Identify Repeating Operations
Identify the loops, recursion, array traversals that repeat.
- Primary operation: Recursive calls visiting each node once.
- How many times: Once per node in the tree.
How Execution Grows With Input
Each node is visited exactly once, so the steps grow directly with the number of nodes.
| Input Size (n) | Approx.

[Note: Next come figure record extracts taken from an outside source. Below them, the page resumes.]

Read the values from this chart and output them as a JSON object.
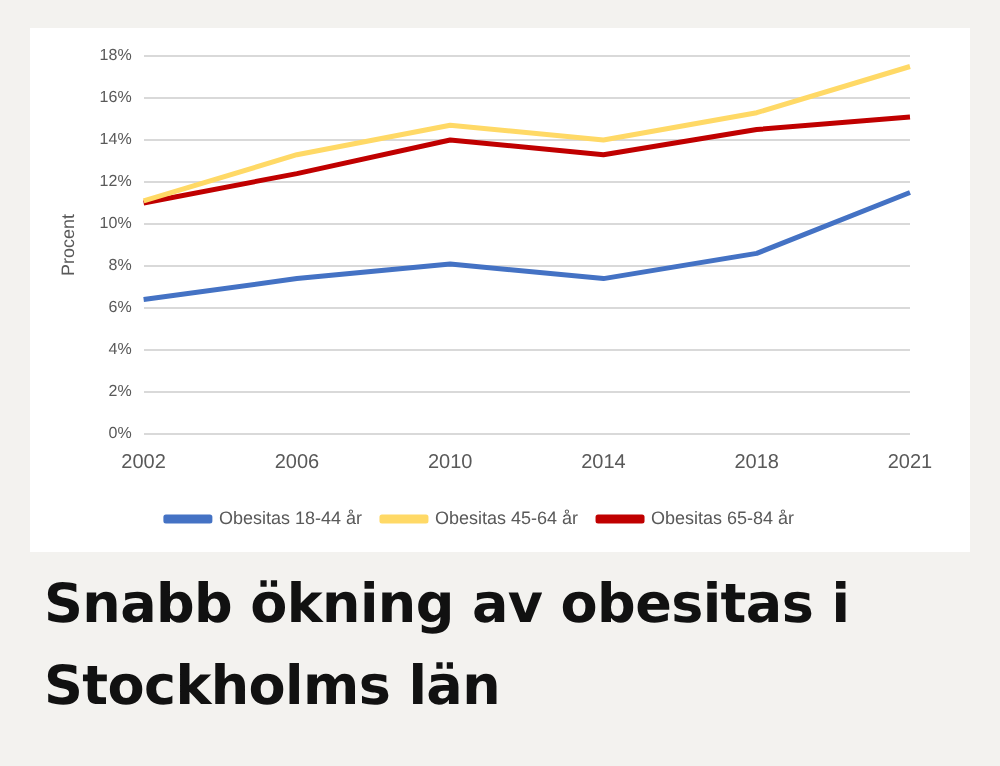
{
  "chart_data": {
    "type": "line",
    "title": "Snabb ökning av obesitas i Stockholms län",
    "ylabel": "Procent",
    "categories": [
      "2002",
      "2006",
      "2010",
      "2014",
      "2018",
      "2021"
    ],
    "series": [
      {
        "name": "Obesitas 18-44 år",
        "color": "#4472c4",
        "values": [
          6.4,
          7.4,
          8.1,
          7.4,
          8.6,
          11.5
        ]
      },
      {
        "name": "Obesitas 45-64 år",
        "color": "#ffd966",
        "values": [
          11.1,
          13.3,
          14.7,
          14.0,
          15.3,
          17.5
        ]
      },
      {
        "name": "Obesitas 65-84 år",
        "color": "#c00000",
        "values": [
          11.0,
          12.4,
          14.0,
          13.3,
          14.5,
          15.1
        ]
      }
    ],
    "ylim": [
      0,
      18
    ],
    "yticks": [
      {
        "value": 0,
        "label": "0%"
      },
      {
        "value": 2,
        "label": "2%"
      },
      {
        "value": 4,
        "label": "4%"
      },
      {
        "value": 6,
        "label": "6%"
      },
      {
        "value": 8,
        "label": "8%"
      },
      {
        "value": 10,
        "label": "10%"
      },
      {
        "value": 12,
        "label": "12%"
      },
      {
        "value": 14,
        "label": "14%"
      },
      {
        "value": 16,
        "label": "16%"
      },
      {
        "value": 18,
        "label": "18%"
      }
    ],
    "grid": "y",
    "legend": "bottom",
    "marker": "none",
    "line_style": "solid"
  }
}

Operations |
|---|---|
| 10 | About 10 visits |
| 100 | About 100 visits |
| 1000 | About 1000 visits |
Pattern observation: The time grows linearly as the tree size increases.
Final Time Complexity
Time Complexity: O(n)
This means the time to complete the traversal grows in direct proportion to the number of nodes.
Common Mistake
[X] Wrong: "Preorder traversal takes more than linear time because it visits nodes multiple times."
[OK] Correct: Each node is visited exactly once, so the total steps grow only with the number of nodes, not more.
Interview Connect
Understanding preorder traversal time helps you explain how tree algorithms scale, a key skill in many coding challenges.
Self-Check
"What if we changed preorder traversal to inorder traversal? How would the time complexity change?"